The negative ion photoelectron spectrum of cyclopropane-1,2,3-trione radical anion, (CO)3(•-)--a joint experimental and computational study.

Negative ion photoelectron (NIPE) spectra of the radical anion of cyclopropane-1,2,3-trione, (CO)3(•-), have been obtained at 20 K, using both 355 and 266 nm lasers for electron photodetachment. The spectra show broadened bands, due to the short lifetimes of both the singlet and triplet states of neutral (CO)3 and, to a lesser extent, to the vibrational progressions that accompany the photodetachment process.

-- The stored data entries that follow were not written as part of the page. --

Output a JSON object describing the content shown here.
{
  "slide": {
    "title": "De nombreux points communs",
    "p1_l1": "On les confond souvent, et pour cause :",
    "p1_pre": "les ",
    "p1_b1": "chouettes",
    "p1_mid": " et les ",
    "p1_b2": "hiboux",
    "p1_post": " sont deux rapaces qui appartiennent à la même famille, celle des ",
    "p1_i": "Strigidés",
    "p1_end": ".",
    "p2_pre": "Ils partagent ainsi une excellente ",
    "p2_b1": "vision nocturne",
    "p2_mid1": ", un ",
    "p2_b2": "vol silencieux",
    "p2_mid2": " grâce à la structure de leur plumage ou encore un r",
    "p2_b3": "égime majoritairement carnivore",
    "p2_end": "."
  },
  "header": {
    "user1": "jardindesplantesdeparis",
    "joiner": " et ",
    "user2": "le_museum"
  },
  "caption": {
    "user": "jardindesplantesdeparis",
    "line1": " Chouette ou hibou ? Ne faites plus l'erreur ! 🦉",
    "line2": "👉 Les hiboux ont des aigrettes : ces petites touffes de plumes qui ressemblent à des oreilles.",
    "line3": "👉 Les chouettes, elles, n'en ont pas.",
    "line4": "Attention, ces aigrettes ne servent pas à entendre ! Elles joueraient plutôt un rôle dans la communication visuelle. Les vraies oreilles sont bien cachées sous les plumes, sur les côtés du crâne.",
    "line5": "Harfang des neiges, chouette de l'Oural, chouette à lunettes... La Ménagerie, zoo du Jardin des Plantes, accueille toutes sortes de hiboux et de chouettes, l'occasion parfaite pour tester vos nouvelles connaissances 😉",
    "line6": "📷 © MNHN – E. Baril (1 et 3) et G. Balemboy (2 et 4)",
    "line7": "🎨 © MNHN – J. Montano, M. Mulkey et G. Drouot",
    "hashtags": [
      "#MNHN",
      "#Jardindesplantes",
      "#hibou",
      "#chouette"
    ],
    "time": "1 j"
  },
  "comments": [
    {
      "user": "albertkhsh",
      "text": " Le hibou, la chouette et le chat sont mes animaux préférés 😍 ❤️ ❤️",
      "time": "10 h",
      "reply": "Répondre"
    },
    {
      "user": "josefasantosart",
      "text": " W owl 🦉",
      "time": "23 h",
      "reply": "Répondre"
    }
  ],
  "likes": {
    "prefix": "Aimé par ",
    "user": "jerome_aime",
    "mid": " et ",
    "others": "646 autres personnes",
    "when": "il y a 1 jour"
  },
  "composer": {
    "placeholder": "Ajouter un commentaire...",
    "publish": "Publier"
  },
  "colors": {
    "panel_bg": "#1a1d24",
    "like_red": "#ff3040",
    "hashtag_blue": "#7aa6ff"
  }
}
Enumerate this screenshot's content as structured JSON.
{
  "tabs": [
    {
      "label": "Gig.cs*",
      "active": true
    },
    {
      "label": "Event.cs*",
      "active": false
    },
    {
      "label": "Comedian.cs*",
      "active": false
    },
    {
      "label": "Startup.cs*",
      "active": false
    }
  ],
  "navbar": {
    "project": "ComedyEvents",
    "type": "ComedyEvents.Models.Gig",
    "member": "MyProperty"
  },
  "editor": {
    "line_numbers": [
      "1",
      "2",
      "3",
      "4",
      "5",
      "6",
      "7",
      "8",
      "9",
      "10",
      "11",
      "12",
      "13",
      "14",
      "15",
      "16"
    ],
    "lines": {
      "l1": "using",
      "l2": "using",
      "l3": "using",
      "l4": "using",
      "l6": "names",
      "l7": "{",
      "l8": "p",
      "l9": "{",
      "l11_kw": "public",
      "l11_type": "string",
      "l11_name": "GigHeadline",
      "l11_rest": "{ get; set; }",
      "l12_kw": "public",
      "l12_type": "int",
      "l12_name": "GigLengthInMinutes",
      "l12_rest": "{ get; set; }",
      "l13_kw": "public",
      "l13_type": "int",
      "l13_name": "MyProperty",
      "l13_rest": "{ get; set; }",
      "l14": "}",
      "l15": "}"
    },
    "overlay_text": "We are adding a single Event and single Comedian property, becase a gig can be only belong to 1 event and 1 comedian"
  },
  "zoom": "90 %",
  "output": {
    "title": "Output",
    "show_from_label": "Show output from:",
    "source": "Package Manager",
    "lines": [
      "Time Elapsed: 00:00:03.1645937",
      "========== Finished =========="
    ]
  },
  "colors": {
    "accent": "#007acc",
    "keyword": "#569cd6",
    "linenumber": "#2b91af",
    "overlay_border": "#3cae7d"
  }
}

The smaller intensity of the band with the lower electron binding energy suggests that the singlet is the ground state of (CO)3. From the NIPE spectra, the electron affinity (EA) and the singlet-triplet energy gap of (CO)3 are estimated to be, respectively, EA = 3.1 ± 0.1 eV and ΔEST = -14 ± 3 kcal/mol. High-level, (U)CCSD(T)/aug-cc-pVQZ//(U)CCSD(T)/aug-cc-pVTZ, calculations give EA = 3.04 eV for the (1)A1' ground state of (CO)3 and ΔEST = -13.8 kcal/mol for the energy gap between the (1)A1' and (3)A2 states, in excellent agreement with values from the NIPE spectra. In addition, simulations of the vibrational structures for formation of these states of (CO)3 from the (2)A2″ state of (CO)3(•-) provide a good fit to the shapes of broad bands in the 266 nm NIPE spectrum. The NIPE spectrum of (CO)3(•-) and the analysis of the spectrum by high-quality electronic structure calculations demonstrate that NIPES can not only access and provide information about transition structures but NIPES can also access and provide information about hilltops on potential energy surfaces.